I spent over an hour there. It was a long time since I’d walked in clean snow and smelt its delicate northern smell, a smell so faint it is impossible to describe. Children were tobogganing and sliding down a small hill near the gates. Some had real toboggans and others large trays or pieces of wood. The children were shouting and yelling happily and several dogs were joining in and there was a great holiday feeling although it was a Monday morning in the middle of winter. I noticed a greyhound shivering although it wore a coat, and holding its lead was the beautiful statuesque woman I had already seen that morning. She was intently watching the children rejoicing in the snow, and because of the holiday atmosphere I was brave enough to approach her, even forgetting to turn the scarred side of my face away as I spoke to her. I asked after her injured hand, which was covered by a brightly coloured mitten. She smiled and said the cut wasn’t serious in spite of the blood; it was a very clean cut. From the way she spoke I could tell she was foreign, perhaps German. A small boy came running up to us and slipped his bare hand into her warm mittened one for a moment as if to collect its warmth, then ran after his friends. I asked her if he was her son, he had the same colouring, but she said, ‘No, I like to watch the children playing but have none of my own,’ and the happiness left her face and I knew I’d said something wrong. She may have had a child and he had died. We parted and I hurried towards the park entrance and the interview I was so late for.

As soon as I saw the shop I knew I wouldn’t be happy working there. It was the cleanest antique shop I’d ever seen, indeed there was a feather duster in its owner’s hand and she was flicking away at a glass-topped display table. About half of the gleaming furniture was reproduction and the rest well-cared-for antique, quite valuable. The china and glass were in very good condition too, but mostly not to my taste, Dresden figures and Crown Derby dinner services. Miss Murray, the owner, laid down the feather duster and as she came towards me I saw that she was a humpback with a Spanish black shawl carefully arranged around her shoulders and half covering her crisp white blouse. She was very neatly dressed and her tiny feet were enclosed in high-heeled pointed shoes. I felt that she was a perfectionist as a kind of disguise to hide her back, which was not really very noticeable. I told her that I was not a customer and we had already talked to each other on the telephone.

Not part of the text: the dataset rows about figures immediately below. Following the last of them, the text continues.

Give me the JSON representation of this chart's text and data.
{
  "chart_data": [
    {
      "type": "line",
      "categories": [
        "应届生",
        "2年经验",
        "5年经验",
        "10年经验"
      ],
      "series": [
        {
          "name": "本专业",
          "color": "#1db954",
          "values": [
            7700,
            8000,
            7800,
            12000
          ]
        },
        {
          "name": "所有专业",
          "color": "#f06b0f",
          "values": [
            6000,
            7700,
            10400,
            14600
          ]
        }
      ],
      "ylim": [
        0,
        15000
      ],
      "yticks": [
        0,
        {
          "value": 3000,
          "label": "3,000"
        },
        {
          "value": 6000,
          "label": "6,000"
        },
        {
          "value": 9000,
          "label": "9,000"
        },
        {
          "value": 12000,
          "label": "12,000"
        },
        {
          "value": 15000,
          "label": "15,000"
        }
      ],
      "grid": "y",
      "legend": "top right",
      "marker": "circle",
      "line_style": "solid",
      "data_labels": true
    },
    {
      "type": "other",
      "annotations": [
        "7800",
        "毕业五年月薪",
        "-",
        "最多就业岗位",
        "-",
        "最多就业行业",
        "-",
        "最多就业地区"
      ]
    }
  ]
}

‘Yes, yes, of course I remember. You telephoned in answer to my advertisement,’ she said nervously, peering at my face. ‘Miss Bella Winter, that was your name, and you said you wouldn’t be able to work on Saturdays because of your child. Well, I’ve been thinking, Miss Winter. It wouldn’t do at all, just a five-day week. Saturday is a very busy day for me,’ and her eyes darted away from my scarred face, then flashed back. It was obvious she didn’t want any more deformities in her clean little shop.